Jede Marke schöpft aus dem Reservoir kollektiver Sehnsüchte und repräsentiert eine individuelle Lösungsstrategie eines oder mehrerer Gründer. Darin liegt die stabile und zeitlose Quelle jeder Markenbestimmung.So erzählte mir ein Werbeverantwortlicher eines großen Logistikkonzerns die Gründergeschichte. Mit Stolz und Leidenschaft berichtete er, wie der Gründer mit seiner technischen Innovation bei seinem Arbeitgeber mit den Worten „Das braucht keiner!“ gescheitert war. Daraufhin gründete er eine eigene Firma und machte aus seiner Idee einen neuen, globalen Standard. Eines seiner Credos war die offene Tür zu seinem Büro. Und jeder Ingenieur mit einer Idee bekam zu hören „Mach mal“. Nur wenige Minuten vorher hatte mir dieser Werbeverantwortliche gesagt, er hätte ja nichts Publikumsrelevantes zu erzählen.

Um an solche Schätze zu gelangen, lohnt sich eine tiefe Auseinandersetzung mit den Wurzeln von Unternehmensgeschichten. Fündig wird man aber auch, wenn man Mitarbeitern genau zuhört. Worauf ist man besonders stolz? Worüber wird gelacht? Wovor hat man Angst? Sobald die individuelle Geschichte einer Marke offen daliegt, lässt sich diese facettenreich und kreativ weitererzählen. Immer da und immer anders. So entstehen lebendige Mythen, die Menschen einander näher bringen, und starke Marken, die sich selbst treu bleiben, ohne langweilig zu werden.

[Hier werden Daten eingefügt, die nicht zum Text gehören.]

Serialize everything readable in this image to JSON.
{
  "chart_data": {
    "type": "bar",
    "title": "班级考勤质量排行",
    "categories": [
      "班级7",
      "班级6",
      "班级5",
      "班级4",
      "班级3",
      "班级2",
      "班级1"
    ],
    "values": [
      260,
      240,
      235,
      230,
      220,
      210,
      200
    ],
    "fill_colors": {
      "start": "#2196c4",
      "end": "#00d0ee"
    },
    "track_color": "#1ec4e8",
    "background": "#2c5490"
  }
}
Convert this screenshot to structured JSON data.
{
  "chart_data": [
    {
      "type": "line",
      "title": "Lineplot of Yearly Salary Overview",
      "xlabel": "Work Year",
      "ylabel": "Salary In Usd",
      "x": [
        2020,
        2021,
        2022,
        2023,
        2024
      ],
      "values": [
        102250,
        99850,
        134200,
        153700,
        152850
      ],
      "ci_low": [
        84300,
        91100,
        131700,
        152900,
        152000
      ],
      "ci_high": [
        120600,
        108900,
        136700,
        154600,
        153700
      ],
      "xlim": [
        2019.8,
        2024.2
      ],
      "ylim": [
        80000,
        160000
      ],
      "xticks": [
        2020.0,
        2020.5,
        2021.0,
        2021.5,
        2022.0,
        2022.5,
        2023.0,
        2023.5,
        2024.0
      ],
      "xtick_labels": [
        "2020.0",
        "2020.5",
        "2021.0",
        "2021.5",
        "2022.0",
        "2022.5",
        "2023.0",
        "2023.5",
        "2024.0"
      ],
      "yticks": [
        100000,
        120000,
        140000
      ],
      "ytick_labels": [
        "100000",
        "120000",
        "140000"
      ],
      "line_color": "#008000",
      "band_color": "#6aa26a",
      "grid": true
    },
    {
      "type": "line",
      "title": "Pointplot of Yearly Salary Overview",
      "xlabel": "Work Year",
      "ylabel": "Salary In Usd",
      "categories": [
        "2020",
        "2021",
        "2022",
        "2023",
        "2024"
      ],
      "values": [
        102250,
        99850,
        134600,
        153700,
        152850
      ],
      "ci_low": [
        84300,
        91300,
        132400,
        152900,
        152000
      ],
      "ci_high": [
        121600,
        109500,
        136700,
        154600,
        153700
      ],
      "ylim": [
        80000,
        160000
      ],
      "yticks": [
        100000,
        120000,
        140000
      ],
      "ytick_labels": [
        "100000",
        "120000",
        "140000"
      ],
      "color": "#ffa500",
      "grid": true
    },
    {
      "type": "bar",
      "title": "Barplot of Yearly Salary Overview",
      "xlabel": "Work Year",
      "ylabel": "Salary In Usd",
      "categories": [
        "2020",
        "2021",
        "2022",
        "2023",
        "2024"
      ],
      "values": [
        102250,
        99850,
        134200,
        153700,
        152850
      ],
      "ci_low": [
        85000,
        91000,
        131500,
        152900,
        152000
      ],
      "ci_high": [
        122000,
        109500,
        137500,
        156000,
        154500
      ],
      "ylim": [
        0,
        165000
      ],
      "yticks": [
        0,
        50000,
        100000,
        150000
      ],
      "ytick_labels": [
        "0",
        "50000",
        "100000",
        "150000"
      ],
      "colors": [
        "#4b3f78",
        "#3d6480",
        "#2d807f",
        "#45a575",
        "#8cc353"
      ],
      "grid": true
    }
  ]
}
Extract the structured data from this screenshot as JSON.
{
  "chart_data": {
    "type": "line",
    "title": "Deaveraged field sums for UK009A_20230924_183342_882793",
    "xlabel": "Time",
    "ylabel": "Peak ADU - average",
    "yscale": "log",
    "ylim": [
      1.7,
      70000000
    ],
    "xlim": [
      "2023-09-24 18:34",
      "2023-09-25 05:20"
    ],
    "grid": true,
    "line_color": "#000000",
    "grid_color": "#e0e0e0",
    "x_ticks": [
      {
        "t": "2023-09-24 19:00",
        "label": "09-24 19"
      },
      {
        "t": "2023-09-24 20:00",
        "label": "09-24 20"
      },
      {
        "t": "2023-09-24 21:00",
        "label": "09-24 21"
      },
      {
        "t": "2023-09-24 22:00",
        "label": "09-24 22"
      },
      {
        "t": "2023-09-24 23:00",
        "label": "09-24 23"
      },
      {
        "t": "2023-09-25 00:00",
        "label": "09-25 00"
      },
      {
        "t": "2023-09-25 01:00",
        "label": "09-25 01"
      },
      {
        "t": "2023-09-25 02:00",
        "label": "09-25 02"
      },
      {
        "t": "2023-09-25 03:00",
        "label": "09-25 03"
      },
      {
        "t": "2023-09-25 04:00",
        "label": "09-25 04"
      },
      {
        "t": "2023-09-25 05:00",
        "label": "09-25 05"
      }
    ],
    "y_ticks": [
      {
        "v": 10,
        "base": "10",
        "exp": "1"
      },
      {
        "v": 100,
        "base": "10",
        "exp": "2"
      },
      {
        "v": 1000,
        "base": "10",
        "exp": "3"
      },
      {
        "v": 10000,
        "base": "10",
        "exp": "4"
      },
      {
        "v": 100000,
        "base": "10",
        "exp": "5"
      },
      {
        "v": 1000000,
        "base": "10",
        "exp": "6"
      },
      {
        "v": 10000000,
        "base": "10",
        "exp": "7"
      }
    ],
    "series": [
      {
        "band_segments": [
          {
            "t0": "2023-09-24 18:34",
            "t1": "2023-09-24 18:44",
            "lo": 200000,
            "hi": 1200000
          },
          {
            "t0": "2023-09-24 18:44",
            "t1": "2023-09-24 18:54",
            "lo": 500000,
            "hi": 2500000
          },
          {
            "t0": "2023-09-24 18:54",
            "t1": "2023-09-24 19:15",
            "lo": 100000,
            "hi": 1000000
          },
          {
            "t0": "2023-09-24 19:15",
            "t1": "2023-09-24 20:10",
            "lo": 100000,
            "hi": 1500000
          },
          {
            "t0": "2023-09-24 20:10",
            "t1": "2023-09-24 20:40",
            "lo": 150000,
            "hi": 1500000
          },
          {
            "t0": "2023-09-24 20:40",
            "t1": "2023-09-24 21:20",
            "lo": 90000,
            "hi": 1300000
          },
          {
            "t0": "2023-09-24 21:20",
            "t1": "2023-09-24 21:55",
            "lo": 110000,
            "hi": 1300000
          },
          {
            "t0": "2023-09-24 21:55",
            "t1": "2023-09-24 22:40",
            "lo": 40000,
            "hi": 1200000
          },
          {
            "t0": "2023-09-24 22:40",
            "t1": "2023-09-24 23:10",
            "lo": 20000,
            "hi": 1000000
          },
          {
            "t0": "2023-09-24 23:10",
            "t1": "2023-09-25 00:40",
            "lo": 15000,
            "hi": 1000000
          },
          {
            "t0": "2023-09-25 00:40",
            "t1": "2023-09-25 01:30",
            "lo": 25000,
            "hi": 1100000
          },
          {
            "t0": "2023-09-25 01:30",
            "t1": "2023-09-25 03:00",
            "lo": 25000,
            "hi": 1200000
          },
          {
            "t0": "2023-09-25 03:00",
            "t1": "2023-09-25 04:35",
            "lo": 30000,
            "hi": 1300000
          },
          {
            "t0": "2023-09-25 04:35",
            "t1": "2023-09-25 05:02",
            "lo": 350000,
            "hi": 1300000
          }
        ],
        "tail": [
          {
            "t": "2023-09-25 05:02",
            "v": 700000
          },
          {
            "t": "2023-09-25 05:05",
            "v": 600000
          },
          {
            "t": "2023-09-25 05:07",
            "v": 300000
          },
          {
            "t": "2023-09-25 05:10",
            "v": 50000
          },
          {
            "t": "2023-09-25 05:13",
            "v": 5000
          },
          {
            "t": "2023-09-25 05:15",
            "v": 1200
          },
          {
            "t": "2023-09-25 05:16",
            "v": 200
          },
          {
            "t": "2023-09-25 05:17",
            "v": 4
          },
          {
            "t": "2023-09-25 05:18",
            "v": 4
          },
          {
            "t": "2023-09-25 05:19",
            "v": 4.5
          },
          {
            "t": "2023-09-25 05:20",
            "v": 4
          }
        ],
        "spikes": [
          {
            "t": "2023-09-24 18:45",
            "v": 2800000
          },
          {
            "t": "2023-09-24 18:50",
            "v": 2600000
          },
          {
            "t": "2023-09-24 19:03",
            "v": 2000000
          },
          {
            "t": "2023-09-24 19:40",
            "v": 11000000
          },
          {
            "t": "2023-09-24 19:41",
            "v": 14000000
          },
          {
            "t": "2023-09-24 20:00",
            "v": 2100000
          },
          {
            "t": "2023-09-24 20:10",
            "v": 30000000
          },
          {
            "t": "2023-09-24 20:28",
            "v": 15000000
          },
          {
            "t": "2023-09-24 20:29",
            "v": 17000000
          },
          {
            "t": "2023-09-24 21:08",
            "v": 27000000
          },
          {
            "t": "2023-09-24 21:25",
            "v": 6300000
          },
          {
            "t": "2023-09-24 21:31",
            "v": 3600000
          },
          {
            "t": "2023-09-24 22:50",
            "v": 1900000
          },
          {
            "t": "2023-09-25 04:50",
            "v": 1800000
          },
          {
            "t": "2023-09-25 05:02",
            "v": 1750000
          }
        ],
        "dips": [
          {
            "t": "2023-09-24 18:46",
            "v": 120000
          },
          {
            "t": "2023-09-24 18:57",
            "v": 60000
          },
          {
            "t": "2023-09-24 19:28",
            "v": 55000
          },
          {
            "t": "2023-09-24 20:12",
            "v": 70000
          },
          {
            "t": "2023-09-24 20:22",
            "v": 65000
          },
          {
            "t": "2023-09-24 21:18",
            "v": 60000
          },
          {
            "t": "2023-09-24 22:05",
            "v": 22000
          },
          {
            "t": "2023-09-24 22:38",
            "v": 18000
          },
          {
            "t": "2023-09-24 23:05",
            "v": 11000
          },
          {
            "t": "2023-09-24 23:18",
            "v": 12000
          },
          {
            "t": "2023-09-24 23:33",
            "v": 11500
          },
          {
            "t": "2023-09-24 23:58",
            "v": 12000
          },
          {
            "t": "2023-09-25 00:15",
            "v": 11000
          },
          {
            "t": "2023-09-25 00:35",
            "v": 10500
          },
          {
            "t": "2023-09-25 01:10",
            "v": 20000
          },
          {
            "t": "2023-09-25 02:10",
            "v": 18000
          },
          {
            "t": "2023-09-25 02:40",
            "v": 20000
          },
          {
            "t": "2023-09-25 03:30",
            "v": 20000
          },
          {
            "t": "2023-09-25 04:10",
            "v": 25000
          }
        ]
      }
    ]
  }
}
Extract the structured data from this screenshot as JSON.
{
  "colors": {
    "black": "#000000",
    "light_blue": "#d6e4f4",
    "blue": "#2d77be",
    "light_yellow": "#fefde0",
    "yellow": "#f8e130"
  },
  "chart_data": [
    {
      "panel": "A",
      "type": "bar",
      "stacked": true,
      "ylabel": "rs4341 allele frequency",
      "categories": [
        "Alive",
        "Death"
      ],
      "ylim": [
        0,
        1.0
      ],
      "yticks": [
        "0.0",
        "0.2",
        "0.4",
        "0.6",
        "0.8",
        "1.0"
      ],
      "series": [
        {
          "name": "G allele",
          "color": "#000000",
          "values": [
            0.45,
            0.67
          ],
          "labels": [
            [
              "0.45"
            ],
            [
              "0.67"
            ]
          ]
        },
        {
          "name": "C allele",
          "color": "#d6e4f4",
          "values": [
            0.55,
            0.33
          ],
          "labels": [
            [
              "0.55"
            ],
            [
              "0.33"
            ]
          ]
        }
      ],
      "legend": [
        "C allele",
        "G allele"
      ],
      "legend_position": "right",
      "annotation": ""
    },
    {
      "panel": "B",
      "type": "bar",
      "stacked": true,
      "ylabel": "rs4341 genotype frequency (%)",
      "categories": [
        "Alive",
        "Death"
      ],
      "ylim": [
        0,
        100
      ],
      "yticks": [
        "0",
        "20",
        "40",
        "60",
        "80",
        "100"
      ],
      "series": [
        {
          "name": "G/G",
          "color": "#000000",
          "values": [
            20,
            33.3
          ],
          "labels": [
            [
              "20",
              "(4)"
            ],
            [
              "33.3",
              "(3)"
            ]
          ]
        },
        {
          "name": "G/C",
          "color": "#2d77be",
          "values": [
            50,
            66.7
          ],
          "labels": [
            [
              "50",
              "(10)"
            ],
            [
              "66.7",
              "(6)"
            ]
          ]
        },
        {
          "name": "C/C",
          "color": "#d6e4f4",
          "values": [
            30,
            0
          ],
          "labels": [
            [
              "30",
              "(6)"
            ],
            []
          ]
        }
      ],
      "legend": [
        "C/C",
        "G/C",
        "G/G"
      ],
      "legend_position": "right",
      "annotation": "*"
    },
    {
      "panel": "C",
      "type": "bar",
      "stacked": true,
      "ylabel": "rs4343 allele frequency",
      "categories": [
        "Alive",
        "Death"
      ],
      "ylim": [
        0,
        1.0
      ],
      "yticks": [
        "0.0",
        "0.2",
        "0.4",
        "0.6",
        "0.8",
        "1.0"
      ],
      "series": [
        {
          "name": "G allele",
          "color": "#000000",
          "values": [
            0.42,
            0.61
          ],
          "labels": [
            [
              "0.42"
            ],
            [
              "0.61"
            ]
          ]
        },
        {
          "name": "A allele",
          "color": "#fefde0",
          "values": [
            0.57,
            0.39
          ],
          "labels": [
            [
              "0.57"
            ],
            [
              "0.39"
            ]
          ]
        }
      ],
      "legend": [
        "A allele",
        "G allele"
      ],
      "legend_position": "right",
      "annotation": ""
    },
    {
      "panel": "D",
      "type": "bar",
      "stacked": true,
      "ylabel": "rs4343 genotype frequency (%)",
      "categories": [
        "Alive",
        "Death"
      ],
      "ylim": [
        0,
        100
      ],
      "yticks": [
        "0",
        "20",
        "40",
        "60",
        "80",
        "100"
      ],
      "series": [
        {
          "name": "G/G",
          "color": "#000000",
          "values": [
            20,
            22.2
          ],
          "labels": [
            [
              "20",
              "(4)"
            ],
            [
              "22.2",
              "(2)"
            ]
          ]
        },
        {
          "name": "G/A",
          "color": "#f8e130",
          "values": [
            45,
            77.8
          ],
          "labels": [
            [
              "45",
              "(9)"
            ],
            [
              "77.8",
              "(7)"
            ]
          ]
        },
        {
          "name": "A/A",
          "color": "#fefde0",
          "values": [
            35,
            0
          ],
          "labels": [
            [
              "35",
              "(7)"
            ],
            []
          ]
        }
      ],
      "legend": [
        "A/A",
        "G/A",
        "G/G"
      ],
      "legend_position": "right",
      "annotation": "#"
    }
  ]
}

Wer in die Zukunft der Kommunikation schauen möchte, wird bei der Game-Industrie spannende Hinweise finden. Hier arbeiten Autoren, Drehbuchschreiber, Gestalter und Programmierer zusammen. Ein gutes Ergebnis ist bestimmt „Heavy Rain“ (PS3, Sony). Dieser düstere Thriller ermöglicht die Einnahme unterschiedlicher Charaktere, die je nach Spielerentscheidung unterschiedliche Geschichtsverläufe evozieren. Auf diese Art und Weise entstehen eigene Geschichten in der Geschichte. Über der Geschichte von „Heavy Rain“ steht sinngemäß die Frage: „Wie weit würdest du gehen für jemanden, den du liebst?“ Hier verbindet sich Tiefe, Spielengagement, Gestaltungsmöglichkeit zu einer dichten Erzählstruktur.

Das lässt sich nicht so häufig über eine Markenkommunikation sagen. Im Storytelling stecken viele, noch ungenutzte Ressourcen, um sich einer Marke inhaltlich zu nähern und um diese involvierend nach außen zu tragen. Ich freue mich auf eine lebendige Diskussion um das Thema und auf spannende Beispiele, die da noch kommen werden.